Property investor Link Reit has sold 12 Hong Kong properties to Gaw Capital Partners for $12.01 billion (US$1.5 billion) a price which represents a 32.1 per cent premium over their existing appraisal value.
Link will get a net disposal gain of about $2.788 billion.
The deal follows what is believed to be a spirited bidding process between Gaw, US private equity company Blackstone and other unidentified potential investors following Link’s decision earlier this year to review its asset portfolio.
“Despite recent market volatility, the property sale attracted overwhelming interest from leading international investors, including global and regional private equity funds, as well as local investors,” said Link Asset Management CEO George Hongchoy.
“The competitive bids and final sale price, at better pricing than those achieved in the past disposals, underline global investor confidence in Hong Kong’s economy and its real estate sector while further demonstrating Link’s ability in managing and enhancing assets.”
The 12 properties are:
Ap Lei Chau Property
Chun Shek Property
King Lam Property
Lei Tung Property
Ming Tak Property
Shan King Property
Siu Hei Property
Tai Ping Property
Wah Ming Property
Wah Sum Property
Wang Tau Hom Property
Hongchoy said Link is confident that with Gaw Capital Partners’ expertise and experience in asset management, the company will continue to create value for tenants and customers by further enhancing the operations of the properties.
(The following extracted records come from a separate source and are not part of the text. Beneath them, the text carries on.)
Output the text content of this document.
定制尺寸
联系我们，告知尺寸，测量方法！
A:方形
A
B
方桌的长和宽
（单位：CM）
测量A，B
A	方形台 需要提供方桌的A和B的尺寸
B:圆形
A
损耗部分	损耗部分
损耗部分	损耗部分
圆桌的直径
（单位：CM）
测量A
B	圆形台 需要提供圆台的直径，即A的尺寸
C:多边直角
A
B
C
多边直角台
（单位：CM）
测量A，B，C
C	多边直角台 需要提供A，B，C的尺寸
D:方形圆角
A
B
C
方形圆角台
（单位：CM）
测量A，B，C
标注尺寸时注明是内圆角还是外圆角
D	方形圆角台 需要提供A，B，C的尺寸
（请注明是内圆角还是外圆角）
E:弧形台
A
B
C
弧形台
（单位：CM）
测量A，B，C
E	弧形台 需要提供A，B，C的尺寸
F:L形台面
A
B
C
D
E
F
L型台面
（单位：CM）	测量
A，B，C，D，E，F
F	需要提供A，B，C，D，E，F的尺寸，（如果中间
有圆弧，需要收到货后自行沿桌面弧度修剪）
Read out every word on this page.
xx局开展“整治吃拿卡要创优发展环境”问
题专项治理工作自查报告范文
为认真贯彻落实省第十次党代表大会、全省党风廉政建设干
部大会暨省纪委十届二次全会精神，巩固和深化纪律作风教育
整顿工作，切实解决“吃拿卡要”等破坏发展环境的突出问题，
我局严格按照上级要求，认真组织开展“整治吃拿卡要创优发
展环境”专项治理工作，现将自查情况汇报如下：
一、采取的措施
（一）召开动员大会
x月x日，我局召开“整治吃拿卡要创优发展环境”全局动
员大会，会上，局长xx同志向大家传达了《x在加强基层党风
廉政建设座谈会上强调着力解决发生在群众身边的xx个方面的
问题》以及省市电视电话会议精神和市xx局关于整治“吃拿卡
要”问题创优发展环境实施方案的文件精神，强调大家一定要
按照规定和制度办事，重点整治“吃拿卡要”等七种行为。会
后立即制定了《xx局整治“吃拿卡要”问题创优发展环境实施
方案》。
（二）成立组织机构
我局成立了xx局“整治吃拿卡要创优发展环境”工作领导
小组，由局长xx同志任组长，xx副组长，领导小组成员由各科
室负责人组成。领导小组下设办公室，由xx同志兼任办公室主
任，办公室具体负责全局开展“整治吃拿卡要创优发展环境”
Link said proceeds from the sale will be used to pursue new investment opportunities in Hong Kong and first-tier cities in Mainland China, in addition to general working capital purposes including debt repayment and, where appropriate, unit buy-backs.
The disposals will be settled on March 13.
HSBC and Cushman & Wakefield were the advisors for both the portfolio review and the disposal process.
Link Asset Management reassured tenants and nearby residents that the company would “keep them informed on matters relating to the transfer of ownership of the 12 properties, and the purchaser’s assumption of the obligations set out in the Hong Kong Housing Authority covenants”.